Sidi Bel-Abbès. Mise en terre de 130.000 arbres

A l’heure où les enjeux climatiques imposent une redéfinition de nos rapports aux écosystèmes, la Conservation des Forêts de la wilaya de Sidi Bel-Abbès s’érige en pivot d’une ambition d'envergure. Dans le sillage de l’initiative nationale «Algérie Verte», la région amorce une phase décisive: la mise en terre de 130.000 sujets, segment stratégique du grand dessein des 05 millions d’arbres selon un communiqué des services de la Conservation des Forêts.
L’enthousiasme actuel ne doit rien au hasard. Il s'inscrit dans la continuité organique d’une première phase dont l’efficience a été prouvée par la plantation d’un million d’arbres à l’échelle nationale. À Sidi Bel-Abbès, ce volontarisme s’est déjà traduit, depuis le 25 octobre dernier, date symbolique de la Journée Nationale de l’Arbre, par l’enracinement de 111.000 plants. Ce socle technique et logistique sert aujourd’hui de tremplin à une accélération majeure des opérations de reboisement. Sous l'impulsion du premier responsable de l’exécutif, Kamel Hadji, la stratégie adoptée par la Conservation des Forêts se distingue par sa précision spatiale.

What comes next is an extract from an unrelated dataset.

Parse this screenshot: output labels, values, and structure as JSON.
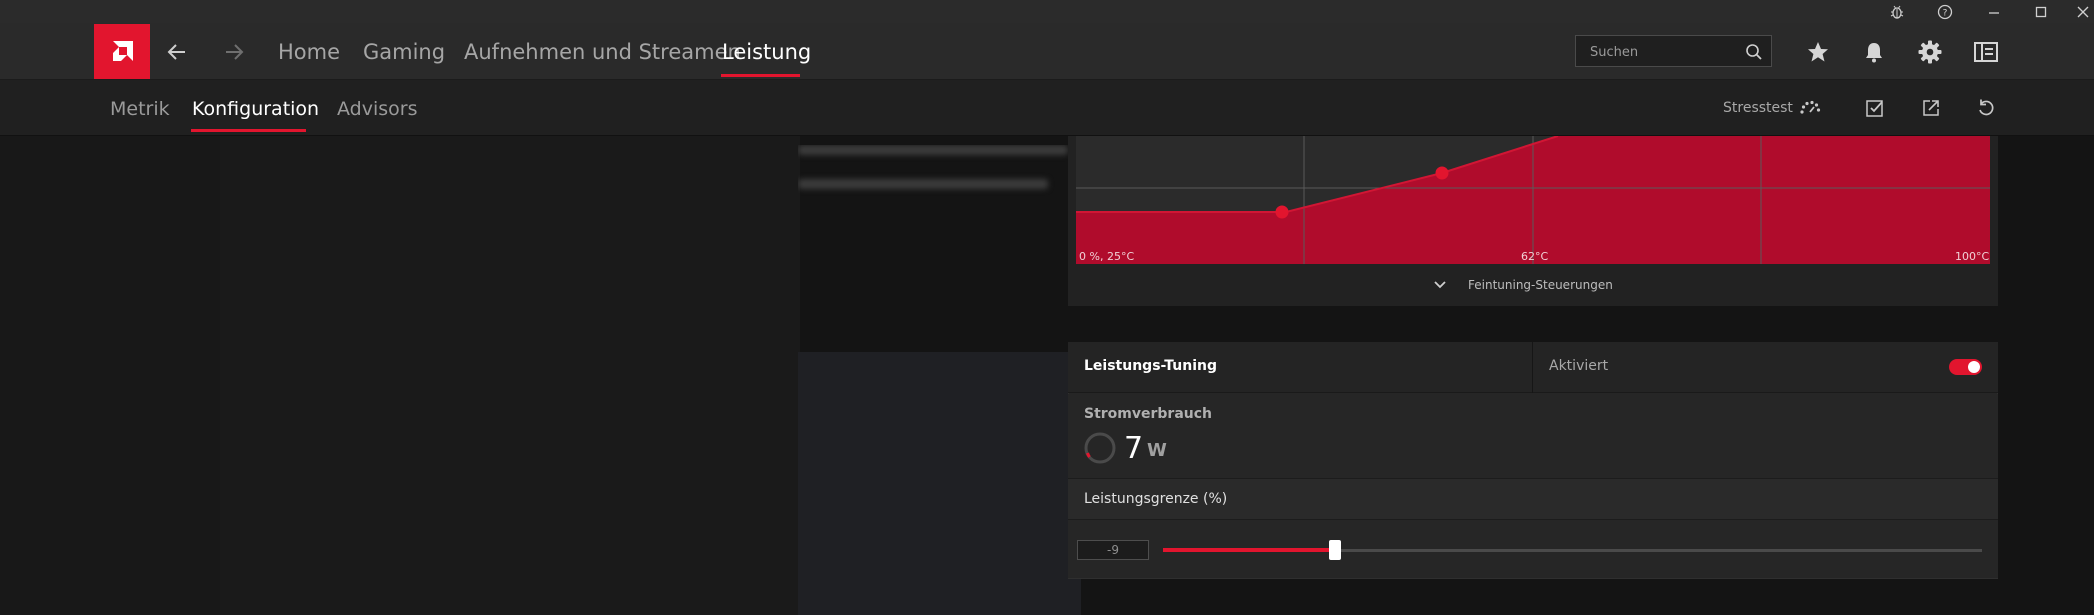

Loin d'être une simple dispersion de plants, la répartition des 130.000 arbres répond à une analyse fine des capacités pédologiques et des disponibilités foncières de chaque circonscription. La géographie de cette campagne révèle des pôles d'intervention prioritaires notamment les bastions forestiers de Ras El Ma et Merine avec 20.000 arbres chacun ainsi que la daïra de Marhoum (18.000 essences diversifiées), constituant les poumons de ce projet. Le maillage territorial de Teghalimet à Moulay Slissen (10.000 unités respectivement), en passant par Ain El Berd (9.000) et les zones de Ben Badis, Sidi Lahcene ou Tenira, chaque territoire participe à la restauration du couvert végétal. Cette architecture de plantation repose sur une convergence inédite des forces vives. Il ne s'agit plus seulement d'une mission administrative, mais d'une œuvre de transition écologique impliquant administrations publiques, partenaires institutionnels et, de manière cruciale, une société civile de plus en plus consciente de sa responsabilité bio sphérique. La logistique, désormais parachevée, laisse place à la phase opératoire. Dès le début de cette semaine, les moyens humains et matériels seront déployés avec pour ligne de mire: la date du 14 février. Cette échéance marque non seulement la fin d'une étape technique mais le début d'un processus biologique de long terme qui nécessite un suivi rigoureux. Au-delà du chiffre, c’est une véritable culture de la préservation qui s’installe à Sidi Bel-Abbès.